En fin de semaine dernière, je tombais par hasard sur une actualité intéressante : la sortie du nouveau site du journal Le Parisien ! Vous le savez, la presse m’intéresse beaucoup puisqu’elle essaye d’innover pour survivre. Je vous ai déjà parlé du site de Libération, de l’identité de USA Today ou encore de la nouvelle presse française qui pointe doucement mais sûrement le bout de son nez. Et dans tous ces sites, on retrouve à chaque fois les mêmes ingrédients :

  • le contenu (articles)
  • la publicité
  • les commentaires & fonctions sociales
  • les abonnements
  • un live quelconque (twitter ou newsfeed, ou actus chaudes, etc.)

En me rendant donc sur le site du Parisien, je ne m’attendais donc à aucune surprise mais je souhaitais voir comment l’équipe de ce journal avait réussi à remanier différemment ces ingrédients, avait peut-être repensé la navigation, la lecture, que sais-je encore. Et pourtant, quelle naïveté ai-je eu de croire que le site ne me surprendrait pas ! Parce que oui, en entrant l’adresse du site depuis mon mobile j’ai eu la surprise suivante :

Le nouveau site du Parisien sur mobile

lol

Et même si cela fait longtemps que le web mobile est globalement devenu un enfer, là, on atteint son neuvième cercle avec ce paysage d’informations qui rend le contenu inaccessible. Pour décortiquer la page de haut en bas je vais vous la décrire. Tout d’abord, tout en haut, on a un bandeau qui nous informe qu’il vaut mieux quitter le site et télécharger l’application mobile, la vraie, la native. Ce genre de message décale l’intégralité du site vers le bas et… lorsque l’on est concepteur, ou lorsque l’on a un minimum de sensibilité, on sait que cela nous ennuie, cela perturbe l’utilisateur. Difficile de mettre autant d’effort dans la création d’un site Internet pour dire à ses utilisateurs de partir aussitôt.

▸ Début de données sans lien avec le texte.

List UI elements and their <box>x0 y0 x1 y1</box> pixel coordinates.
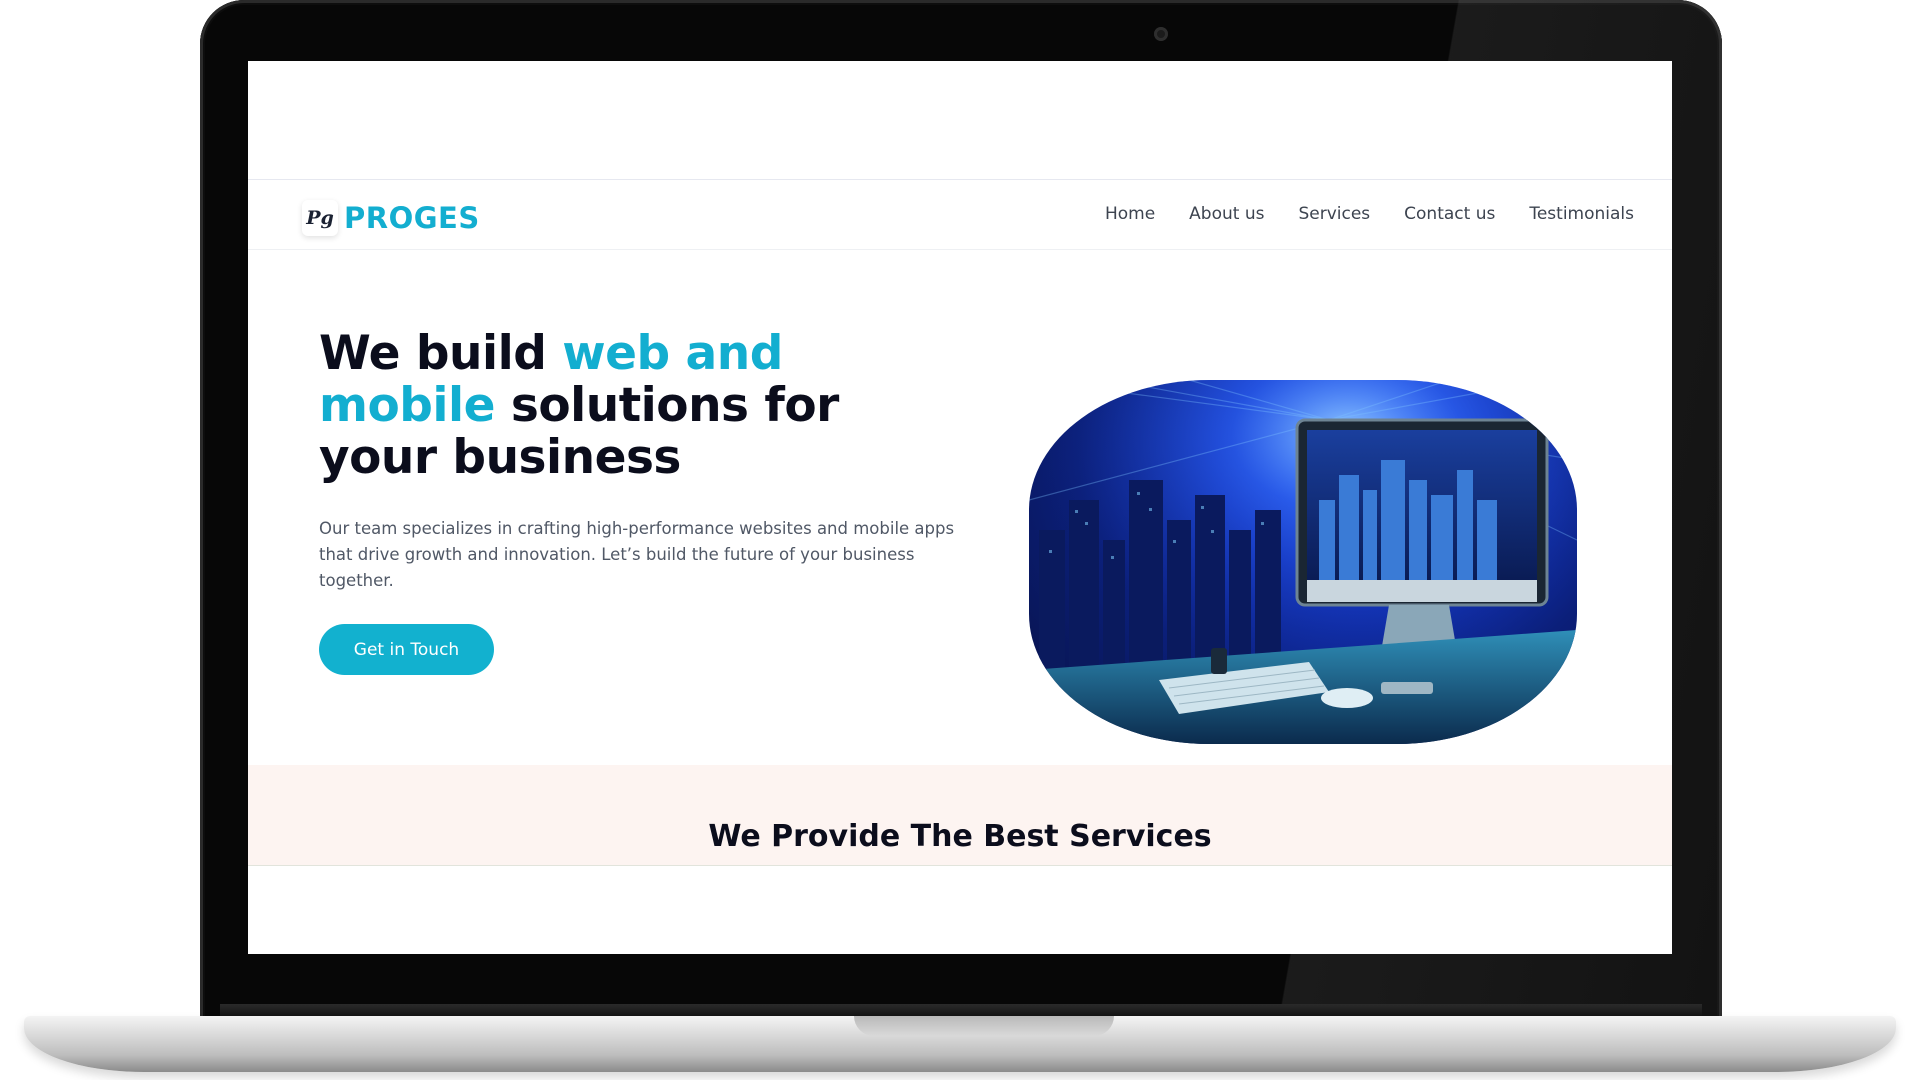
hero-illustration-svg <box>1029 380 1577 744</box>
top-blank-area <box>248 61 1672 180</box>
laptop-notch <box>854 1016 1114 1036</box>
nav-link-testimonials[interactable]: Testimonials <box>1529 204 1634 224</box>
services-title: We Provide The Best Services <box>708 819 1212 854</box>
get-in-touch-button[interactable]: Get in Touch <box>319 624 494 675</box>
services-section: We Provide The Best Services <box>248 765 1672 865</box>
hero-section: We build web and mobile solutions for yo… <box>248 250 1672 766</box>
navbar: Pg PROGES Home About us Services Contact… <box>248 180 1672 250</box>
webcam-icon <box>1154 27 1168 41</box>
nav-link-services[interactable]: Services <box>1298 204 1370 224</box>
brand-logo[interactable]: Pg PROGES <box>302 200 480 236</box>
logo-mark-icon: Pg <box>302 200 338 236</box>
hero-description: Our team specializes in crafting high-pe… <box>319 519 955 590</box>
hero-title-part1: We build <box>319 326 563 381</box>
services-divider <box>248 865 1672 866</box>
nav-link-home[interactable]: Home <box>1105 204 1155 224</box>
website-screen: Pg PROGES Home About us Services Contact… <box>248 61 1672 954</box>
laptop-base <box>24 1016 1896 1072</box>
nav-link-about[interactable]: About us <box>1189 204 1264 224</box>
nav-links: Home About us Services Contact us Testim… <box>1105 204 1634 224</box>
nav-link-contact[interactable]: Contact us <box>1404 204 1495 224</box>
brand-name: PROGES <box>344 201 480 235</box>
computer-city-illustration-icon <box>1029 380 1577 744</box>
hero-title: We build web and mobile solutions for yo… <box>319 328 919 484</box>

Ensuite, juste en dessous, on a le header avec le hamburger menu, le logo du Parisien et l’icône de login. Pour cela, c’est plutôt classique, on est bien sur le site du Parisien, c’est propre. Mais dès que je continue ma lecture vers le bas, « bim », je tombe sur un énorme message bleu m’indiquant que ce site utilise des cookies, que c’est pour mon bien et qu’il faut que j’accepte. Et même si je veux accepter les conditions que le site me propose, je ne peux pas vraiment puisque j’ai un bouton jaune qui passe par dessus le bouton de validation et qui m’indique qu’il ne me reste que 4 articles à lire. Ce bouton m’indique également que je ferais mieux de m’abonner. Oui, 4 articles à lire dans des conditions pareilles, j’hésite vraiment à m’abonner 😉 Enfin, comme si cela ne suffisait pas, une petite publicité vient parachever l’ensemble de la composition graphique de la page. Une publicité pour LaCentrale afin que j’achète une voiture.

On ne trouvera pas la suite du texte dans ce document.